Yes, she said I was the perfect person!
But why did Isabel O’Neil want someone like that to help with the book?
Because she wanted to see if they could follow directions from a book. So I come in a complete novice … a virgin! And she hands me the manuscript—first of all she’s terrifying—and I was in this room in her house and I’m reading this thing thinking I can’t believe my mother did this to me. I was trying to see if I could translate [the written word] into drawings. After a while she said, “That’s enough for now. In order to get the hang of this you have to take the basic course.” I said, “I don’t want to take the basic course.”
And here you are.
I took the basic course and the rest is history.
I saw a phrase on your website, “faux fantasy finishes” – is this fantasy we’re talking about?
I don’t think that’s incorrect. I call it “the art of the painted finish” rather than faux fantasy this that and the other. It is an art.
How has the studio evolved and changed?
I would say there was a very big traumatic change when Isabel died [in 1981] but there was group of quite wealthy and artistic people who really believed in what she did.

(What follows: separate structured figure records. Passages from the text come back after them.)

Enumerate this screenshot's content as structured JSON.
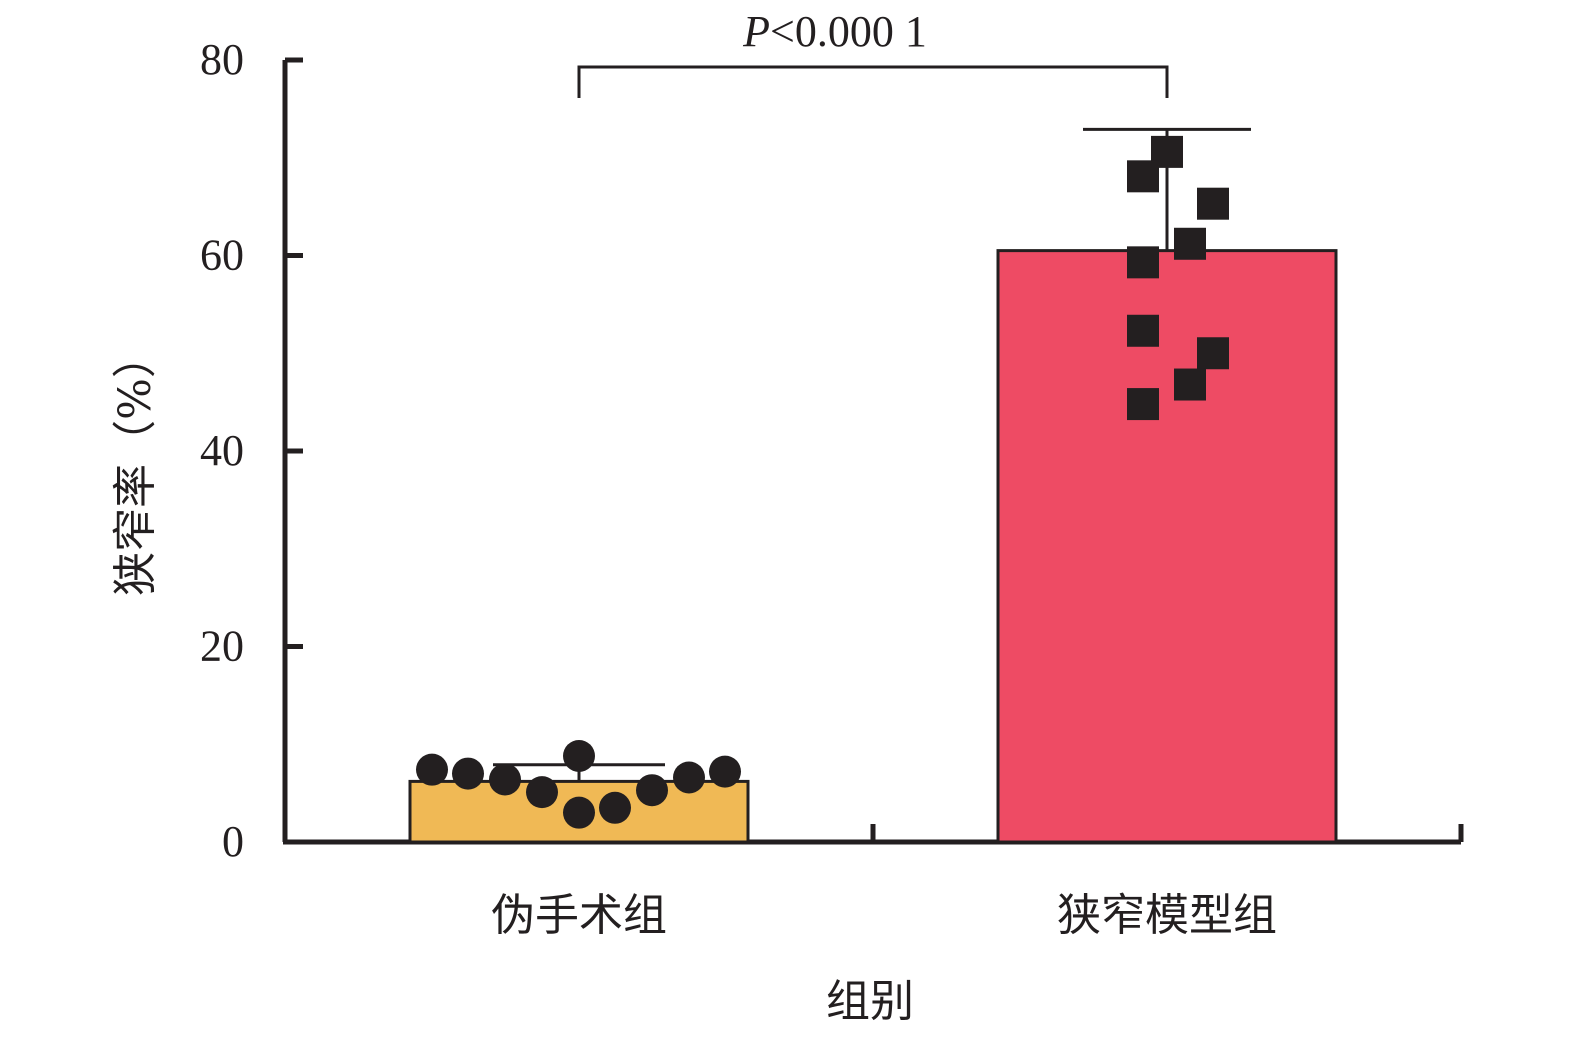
{
  "chart_data": {
    "type": "bar",
    "categories": [
      "伪手术组",
      "狭窄模型组"
    ],
    "values": [
      6.2,
      60.5
    ],
    "error_upper": [
      7.9,
      72.9
    ],
    "xlabel": "组别",
    "ylabel": "狭窄率（%）",
    "ylim": [
      0,
      80
    ],
    "yticks": [
      0,
      20,
      40,
      60,
      80
    ],
    "grid": false,
    "legend": "none",
    "series_points": [
      {
        "category": "伪手术组",
        "marker": "circle",
        "values": [
          7.4,
          7.0,
          6.4,
          5.1,
          3.0,
          3.5,
          5.3,
          6.6,
          7.2,
          8.8
        ]
      },
      {
        "category": "狭窄模型组",
        "marker": "square",
        "values": [
          70.6,
          68.1,
          65.3,
          61.2,
          59.3,
          52.3,
          50.0,
          46.8,
          44.8
        ]
      }
    ],
    "bar_colors": [
      "#f0b955",
      "#ee4b64"
    ],
    "marker_color": "#231f20",
    "annotation": {
      "text_italic": "P",
      "text_rest": "<0.000 1"
    }
  }
}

They decided that come hell or high water, they were going to support a studio that was going to survive. The studio was much bigger then than it is now. But at that time, there was a great love of decorative finishes. We had people lining up around the block wanting to learn the art of the painted finish.
I know there was this flowering of decorative finishes in the 80s – is it coming back … um but now I’ve asked that, I don’t have any real belief that it is coming back!
What I see is a tremendous simplifying. Not that there is decorative stuff but everything now is clean. It’s steel or greys or whites. All the furniture is exquisitely sleek. This [decorative finishes] style doesn’t quite fit in, as you can tell from my apartment. And by the way, I don’t mind the sleek contemporary style. There’s value in both.
I think I found something that Isabel O’Neil said, and it was along the lines of saying “I made this” is the same as saying “I am”. I felt that was an important insight.
Totally. I really do identify with my furniture and I teach that way too.
What’s the atmosphere like in the studio? Are people absorbed and quiet or do they all chat?
Chatting … and there are some people who take it very seriously. I will say that there are people who come in, especially the night people, who say, “I feel so relaxed. The whole pressure of life is killing me at this moment [but] I walk into this studio and it just goes away.”